Applied Systems Biology, Leibniz Institute for Natural Product Research and Infection Biology, Hans Knöll Institute, Jena, Germany; Friedrich Schiller University, Jena, Germany.
Septomics Research Center, Friedrich Schiller University and Leibniz Institute for Natural Product Research and Infection Biology, Hans Knöll Institute, Jena, Germany; Center for Sepsis Control and Care, Jena University Hospital, Jena, Germany.

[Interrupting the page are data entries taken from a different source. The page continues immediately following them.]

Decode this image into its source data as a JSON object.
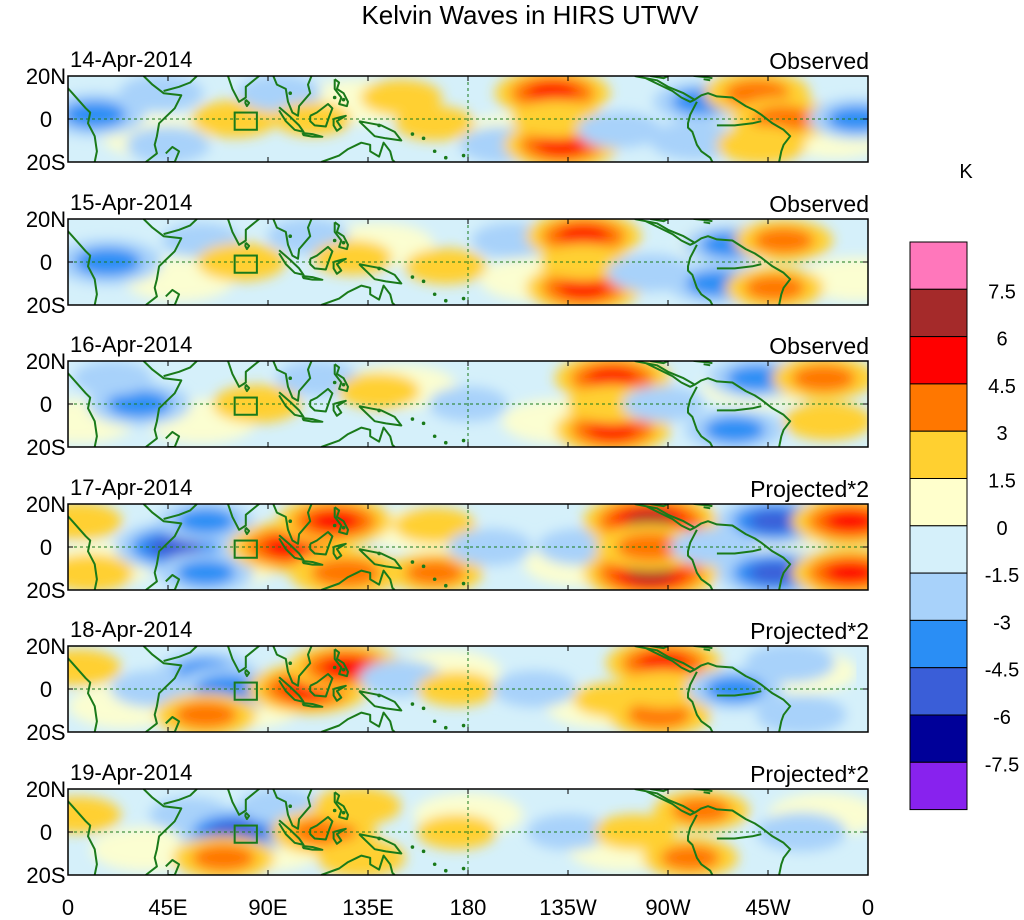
{
  "chart_data": {
    "type": "heatmap",
    "title": "Kelvin Waves in HIRS UTWV",
    "units": "K",
    "x_axis": {
      "ticks": [
        {
          "lon": 0,
          "label": "0"
        },
        {
          "lon": 45,
          "label": "45E"
        },
        {
          "lon": 90,
          "label": "90E"
        },
        {
          "lon": 135,
          "label": "135E"
        },
        {
          "lon": 180,
          "label": "180"
        },
        {
          "lon": 225,
          "label": "135W"
        },
        {
          "lon": 270,
          "label": "90W"
        },
        {
          "lon": 315,
          "label": "45W"
        },
        {
          "lon": 360,
          "label": "0"
        }
      ],
      "range": [
        0,
        360
      ]
    },
    "y_axis": {
      "ticks": [
        {
          "lat": 20,
          "label": "20N"
        },
        {
          "lat": 0,
          "label": "0"
        },
        {
          "lat": -20,
          "label": "20S"
        }
      ],
      "range": [
        -20,
        20
      ]
    },
    "colorbar": {
      "levels": [
        "7.5",
        "6",
        "4.5",
        "3",
        "1.5",
        "0",
        "-1.5",
        "-3",
        "-4.5",
        "-6",
        "-7.5"
      ],
      "colors": [
        "#ff77bb",
        "#a52a2a",
        "#ff0000",
        "#ff7700",
        "#ffd030",
        "#ffffcc",
        "#d5f0fa",
        "#a8d2fa",
        "#2a8ef5",
        "#3a5ed8",
        "#000099",
        "#8822ee"
      ]
    },
    "panels": [
      {
        "date": "14-Apr-2014",
        "label": "Observed",
        "features": [
          {
            "lon": 12,
            "lat": 2,
            "value": -3.5
          },
          {
            "lon": 42,
            "lat": 12,
            "value": -2
          },
          {
            "lon": 45,
            "lat": -12,
            "value": -2
          },
          {
            "lon": 75,
            "lat": 0,
            "value": 2.2
          },
          {
            "lon": 95,
            "lat": 12,
            "value": -2
          },
          {
            "lon": 110,
            "lat": 0,
            "value": 1.5
          },
          {
            "lon": 150,
            "lat": 10,
            "value": 1.8
          },
          {
            "lon": 165,
            "lat": -2,
            "value": 1.6
          },
          {
            "lon": 195,
            "lat": -12,
            "value": -2
          },
          {
            "lon": 218,
            "lat": 12,
            "value": 4.6
          },
          {
            "lon": 222,
            "lat": -12,
            "value": 4.6
          },
          {
            "lon": 220,
            "lat": 0,
            "value": 2.5
          },
          {
            "lon": 248,
            "lat": -5,
            "value": -2
          },
          {
            "lon": 285,
            "lat": 8,
            "value": -3
          },
          {
            "lon": 282,
            "lat": -10,
            "value": -2.5
          },
          {
            "lon": 310,
            "lat": 12,
            "value": 3.8
          },
          {
            "lon": 322,
            "lat": 0,
            "value": 3.5
          },
          {
            "lon": 312,
            "lat": -12,
            "value": 2.5
          },
          {
            "lon": 355,
            "lat": 0,
            "value": -3
          }
        ]
      },
      {
        "date": "15-Apr-2014",
        "label": "Observed",
        "features": [
          {
            "lon": 18,
            "lat": 0,
            "value": -4
          },
          {
            "lon": 60,
            "lat": 10,
            "value": -1.6
          },
          {
            "lon": 78,
            "lat": 0,
            "value": 2.4
          },
          {
            "lon": 108,
            "lat": 12,
            "value": -1.8
          },
          {
            "lon": 128,
            "lat": 2,
            "value": 1.6
          },
          {
            "lon": 170,
            "lat": -2,
            "value": 1.8
          },
          {
            "lon": 200,
            "lat": 10,
            "value": -1.8
          },
          {
            "lon": 232,
            "lat": 12,
            "value": 4.6
          },
          {
            "lon": 232,
            "lat": -12,
            "value": 4.6
          },
          {
            "lon": 232,
            "lat": 0,
            "value": 2.2
          },
          {
            "lon": 262,
            "lat": -5,
            "value": -2.2
          },
          {
            "lon": 298,
            "lat": 8,
            "value": -3
          },
          {
            "lon": 292,
            "lat": -10,
            "value": -3.2
          },
          {
            "lon": 322,
            "lat": 10,
            "value": 3.2
          },
          {
            "lon": 318,
            "lat": -12,
            "value": 3.2
          }
        ]
      },
      {
        "date": "16-Apr-2014",
        "label": "Observed",
        "features": [
          {
            "lon": 32,
            "lat": 0,
            "value": -3.6
          },
          {
            "lon": 20,
            "lat": 12,
            "value": -1.6
          },
          {
            "lon": 85,
            "lat": 0,
            "value": 2.4
          },
          {
            "lon": 112,
            "lat": 12,
            "value": -1.8
          },
          {
            "lon": 140,
            "lat": 6,
            "value": 1.8
          },
          {
            "lon": 180,
            "lat": 0,
            "value": -1.6
          },
          {
            "lon": 245,
            "lat": 12,
            "value": 4.6
          },
          {
            "lon": 245,
            "lat": -12,
            "value": 4.6
          },
          {
            "lon": 245,
            "lat": 0,
            "value": 2.5
          },
          {
            "lon": 268,
            "lat": 0,
            "value": -1.8
          },
          {
            "lon": 310,
            "lat": 12,
            "value": -3.2
          },
          {
            "lon": 300,
            "lat": -12,
            "value": -3.2
          },
          {
            "lon": 340,
            "lat": 12,
            "value": 3.6
          },
          {
            "lon": 342,
            "lat": -8,
            "value": 2.4
          }
        ]
      },
      {
        "date": "17-Apr-2014",
        "label": "Projected*2",
        "features": [
          {
            "lon": 5,
            "lat": 12,
            "value": 2.2
          },
          {
            "lon": 10,
            "lat": -12,
            "value": 2.2
          },
          {
            "lon": 48,
            "lat": 0,
            "value": -5
          },
          {
            "lon": 62,
            "lat": 12,
            "value": -3
          },
          {
            "lon": 62,
            "lat": -12,
            "value": -3
          },
          {
            "lon": 100,
            "lat": 0,
            "value": 5.2
          },
          {
            "lon": 120,
            "lat": 12,
            "value": 4.6
          },
          {
            "lon": 125,
            "lat": -12,
            "value": 4.4
          },
          {
            "lon": 165,
            "lat": -12,
            "value": 3
          },
          {
            "lon": 165,
            "lat": 10,
            "value": 1.8
          },
          {
            "lon": 190,
            "lat": 0,
            "value": -2
          },
          {
            "lon": 230,
            "lat": 0,
            "value": -2
          },
          {
            "lon": 262,
            "lat": 12,
            "value": 6.2
          },
          {
            "lon": 262,
            "lat": -12,
            "value": 6.2
          },
          {
            "lon": 262,
            "lat": 0,
            "value": 4.2
          },
          {
            "lon": 290,
            "lat": 0,
            "value": -2
          },
          {
            "lon": 318,
            "lat": 12,
            "value": -4.6
          },
          {
            "lon": 318,
            "lat": -12,
            "value": -4.6
          },
          {
            "lon": 352,
            "lat": 12,
            "value": 4.8
          },
          {
            "lon": 352,
            "lat": -12,
            "value": 4.8
          }
        ]
      },
      {
        "date": "18-Apr-2014",
        "label": "Projected*2",
        "features": [
          {
            "lon": 5,
            "lat": 10,
            "value": 2
          },
          {
            "lon": 38,
            "lat": 0,
            "value": -2
          },
          {
            "lon": 62,
            "lat": 8,
            "value": -3
          },
          {
            "lon": 72,
            "lat": 0,
            "value": -4
          },
          {
            "lon": 62,
            "lat": -12,
            "value": 3.5
          },
          {
            "lon": 108,
            "lat": 0,
            "value": 5
          },
          {
            "lon": 125,
            "lat": 10,
            "value": 4.6
          },
          {
            "lon": 150,
            "lat": 5,
            "value": -2
          },
          {
            "lon": 175,
            "lat": 0,
            "value": 1.6
          },
          {
            "lon": 210,
            "lat": 0,
            "value": -2
          },
          {
            "lon": 245,
            "lat": -5,
            "value": 1.6
          },
          {
            "lon": 268,
            "lat": 12,
            "value": 4.6
          },
          {
            "lon": 266,
            "lat": -12,
            "value": 3.6
          },
          {
            "lon": 268,
            "lat": 0,
            "value": 2.4
          },
          {
            "lon": 300,
            "lat": 0,
            "value": -3
          },
          {
            "lon": 325,
            "lat": 12,
            "value": -2.5
          },
          {
            "lon": 330,
            "lat": -12,
            "value": -2.5
          }
        ]
      },
      {
        "date": "19-Apr-2014",
        "label": "Projected*2",
        "features": [
          {
            "lon": 5,
            "lat": 8,
            "value": 2
          },
          {
            "lon": 55,
            "lat": 8,
            "value": -1.8
          },
          {
            "lon": 75,
            "lat": 0,
            "value": -4.6
          },
          {
            "lon": 70,
            "lat": -12,
            "value": 3.5
          },
          {
            "lon": 95,
            "lat": 12,
            "value": -1.8
          },
          {
            "lon": 115,
            "lat": 0,
            "value": 3.8
          },
          {
            "lon": 130,
            "lat": 12,
            "value": 2.4
          },
          {
            "lon": 132,
            "lat": -12,
            "value": 2.4
          },
          {
            "lon": 175,
            "lat": 0,
            "value": 1.6
          },
          {
            "lon": 225,
            "lat": 0,
            "value": -1.8
          },
          {
            "lon": 255,
            "lat": 0,
            "value": 1.8
          },
          {
            "lon": 285,
            "lat": 10,
            "value": 3
          },
          {
            "lon": 280,
            "lat": -12,
            "value": 3
          },
          {
            "lon": 330,
            "lat": 0,
            "value": -2.5
          }
        ]
      }
    ],
    "overlays": [
      "coastlines",
      "equator dashed line",
      "180 meridian dashed line",
      "reference box near 80E"
    ]
  }
}
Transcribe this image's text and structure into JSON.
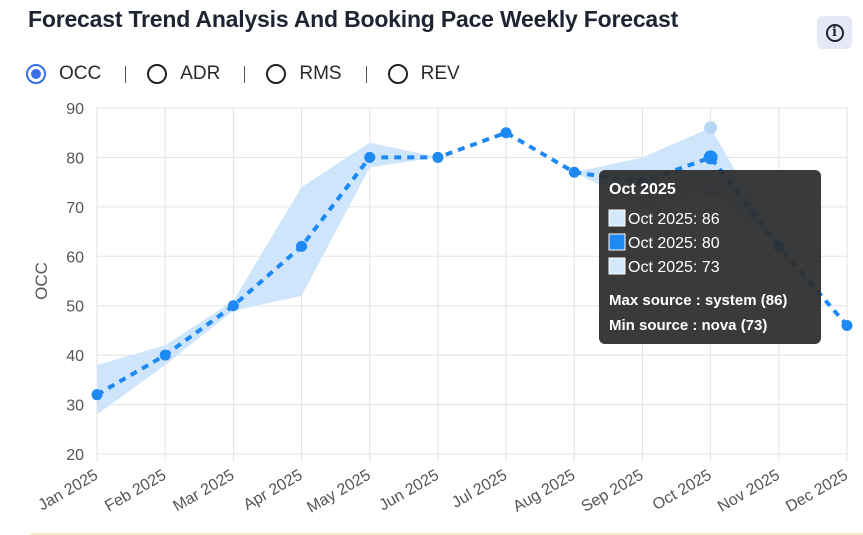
{
  "title": "Forecast Trend Analysis And Booking Pace Weekly Forecast",
  "info_icon": "info-icon",
  "metrics": [
    {
      "label": "OCC",
      "selected": true
    },
    {
      "label": "ADR",
      "selected": false
    },
    {
      "label": "RMS",
      "selected": false
    },
    {
      "label": "REV",
      "selected": false
    }
  ],
  "colors": {
    "line": "#1e88f5",
    "band": "#cfe5fb",
    "tooltip_bg": "#2b2b2b",
    "accent": "#3a6fe8"
  },
  "chart_data": {
    "type": "line",
    "ylabel": "OCC",
    "xlabel": "",
    "ylim": [
      20,
      90
    ],
    "yticks": [
      20,
      30,
      40,
      50,
      60,
      70,
      80,
      90
    ],
    "grid": true,
    "categories": [
      "Jan 2025",
      "Feb 2025",
      "Mar 2025",
      "Apr 2025",
      "May 2025",
      "Jun 2025",
      "Jul 2025",
      "Aug 2025",
      "Sep 2025",
      "Oct 2025",
      "Nov 2025",
      "Dec 2025"
    ],
    "series": [
      {
        "values": [
          32,
          40,
          50,
          62,
          80,
          80,
          85,
          77,
          75,
          80,
          62,
          46
        ],
        "style": "dashed-line"
      }
    ],
    "band_upper": [
      38,
      42,
      51,
      74,
      83,
      80,
      85,
      77,
      80,
      86,
      62,
      46
    ],
    "band_lower": [
      28,
      38,
      49,
      52,
      78,
      80,
      85,
      77,
      70,
      73,
      62,
      46
    ],
    "tooltip": {
      "title": "Oct 2025",
      "index": 9,
      "rows": [
        {
          "text": "Oct 2025: 86",
          "value": 86
        },
        {
          "text": "Oct 2025: 80",
          "value": 80
        },
        {
          "text": "Oct 2025: 73",
          "value": 73
        }
      ],
      "max_line": "Max source : system (86)",
      "min_line": "Min source : nova (73)"
    }
  }
}
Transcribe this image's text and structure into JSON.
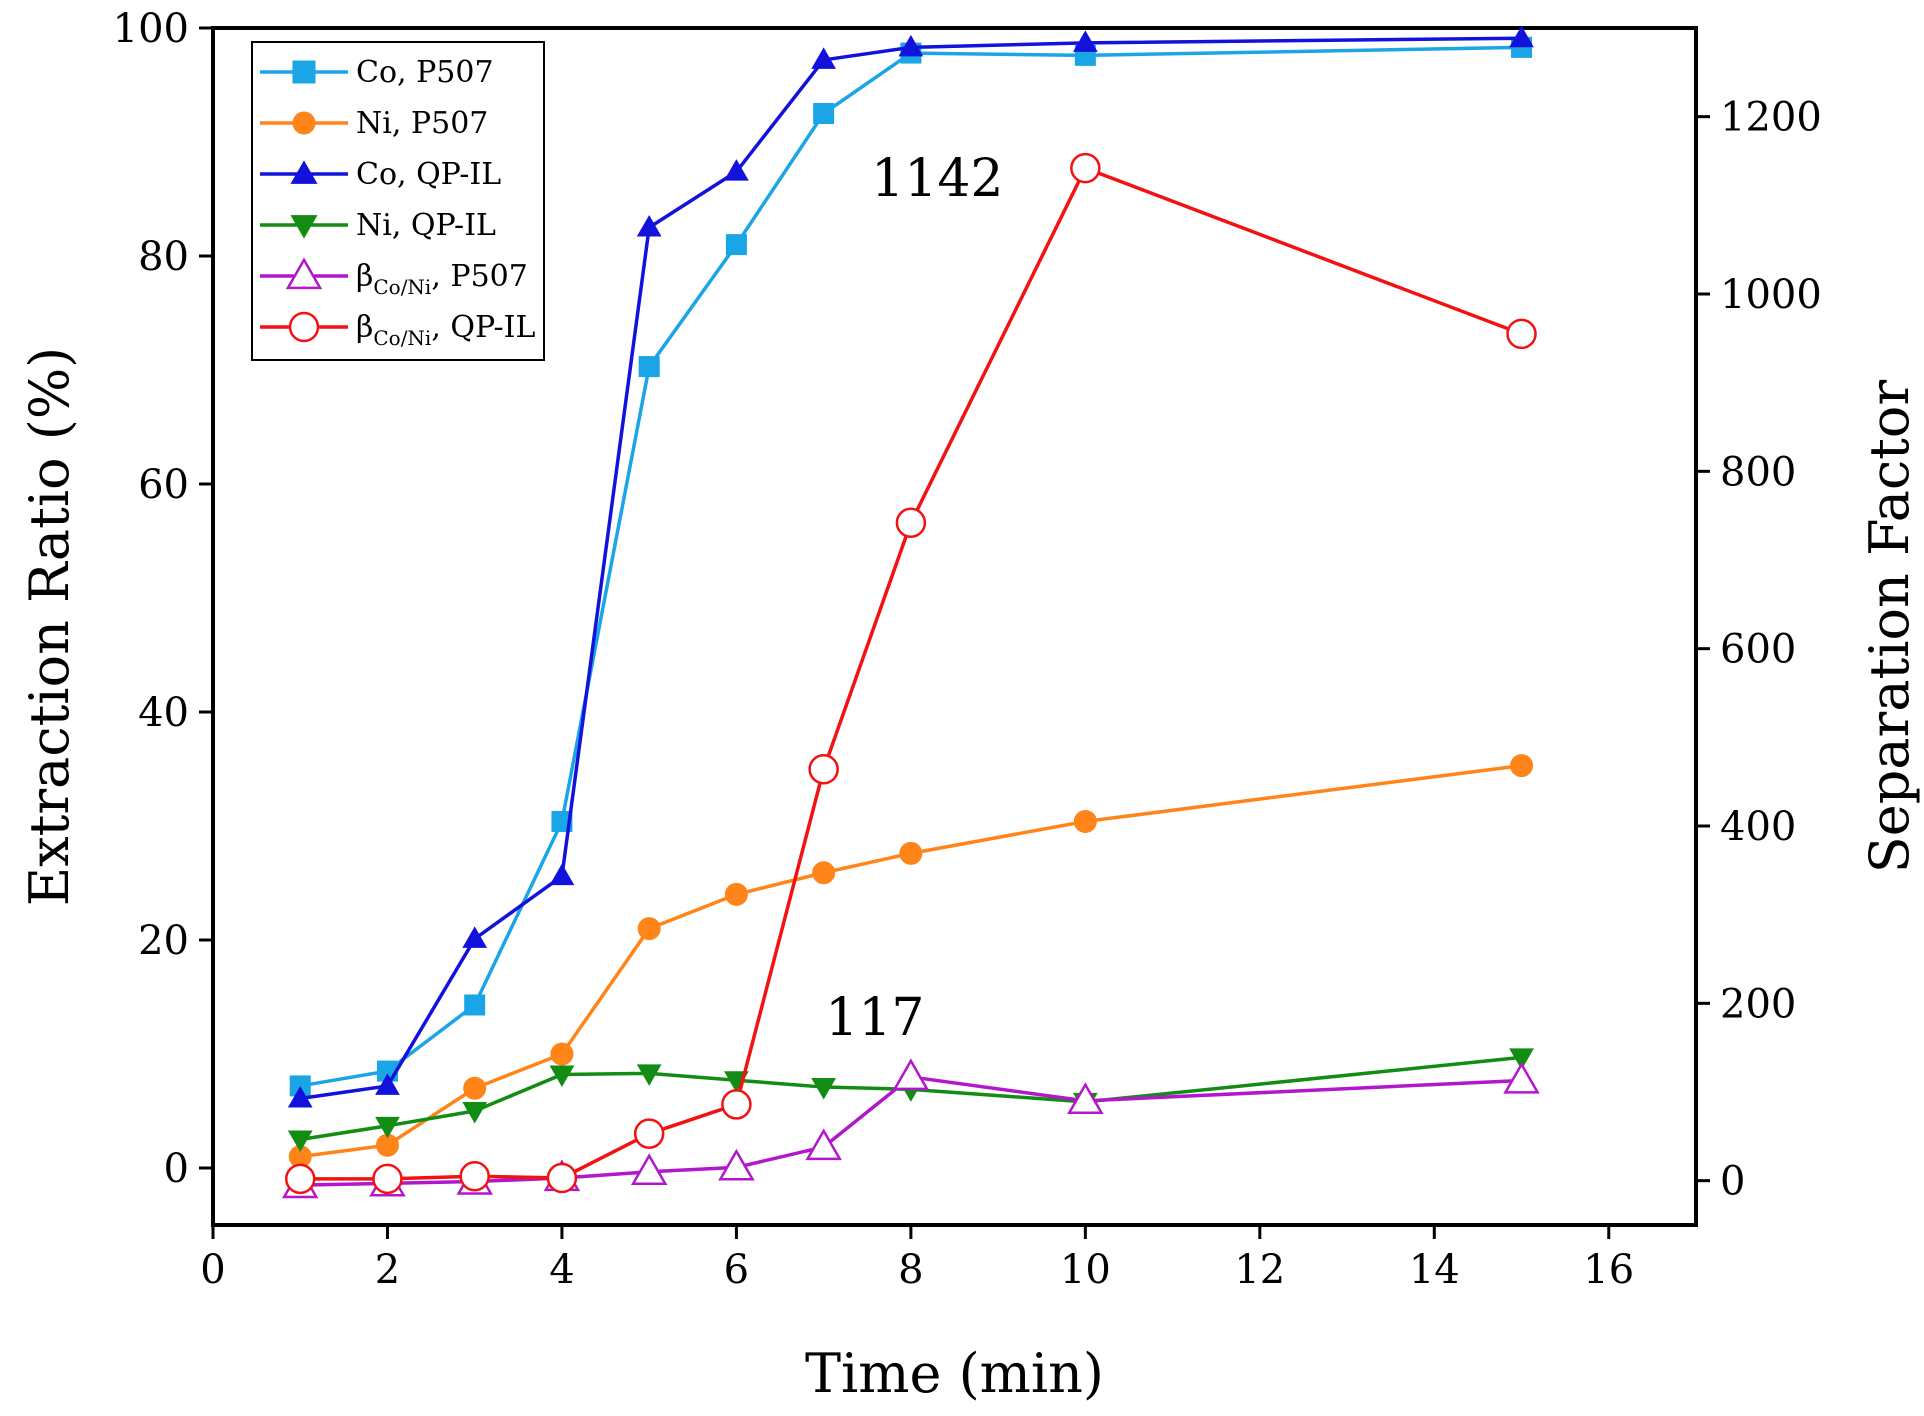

Med Image Anal. 2015 Feb;20(1):34-51. doi: 10.1016/j.media.2014.10.002. Epub 2014 Nov 8.
Time-lapse microscopy is an important technique to study the dynamics of various biological processes. The labor-intensive manual analysis of microscopy videos is increasingly replaced by automated segmentation and tracking methods. These methods are often limited to certain cell morphologies and/or cell stainings. In this paper, we present an automated segmentation and tracking framework that does not have these restrictions. In particular, our framework handles highly variable cell shapes and does not rely on any cell stainings. Our segmentation approach is based on a combination of spatial and temporal image variations to detect moving cells in microscopy videos. This method yields a sensitivity of 99% and a precision of 95% in object detection. The tracking of cells consists of different steps, starting from single-cell tracking based on a nearest-neighbor-approach, detection of cell-cell interactions and splitting of cell clusters, and finally combining tracklets using methods from graph theory. The segmentation and tracking framework was applied to synthetic as well as experimental datasets with varying cell densities implying different numbers of cell-cell interactions. We established a validation framework to measure the performance of our tracking technique. The cell tracking accuracy was found to be >99% for all datasets indicating a high accuracy for connecting the detected cells between different time points.
延时显微镜技术是研究各种生物过程动态的重要技术。显微镜视频的人工分析工作越来越多地被自动分割和跟踪方法所取代。这些方法通常仅限于某些细胞形态和/或细胞染色。在本文中,我们提出了一种不受这些限制的自动分割和跟踪框架。特别是,我们的框架处理高度可变的细胞形状,不依赖任何细胞染色。我们的分割方法基于时空图像变化的组合,以检测显微镜视频中的移动细胞。这种方法在目标检测中达到了 99%的灵敏度和 95%的精度。细胞的跟踪包括不同的步骤,从基于最近邻方法的单细胞跟踪开始,检测细胞-细胞相互作用和细胞簇的分裂,最后使用图论方法合并轨迹。分割和跟踪框架应用于具有不同细胞密度的合成和实验数据集,这意味着细胞-细胞相互作用的数量不同。我们建立了一个验证框架来衡量我们的跟踪技术的性能。对于所有数据集,细胞跟踪的准确性都>99%,这表明在不同时间点之间连接检测到的细胞的准确性很高。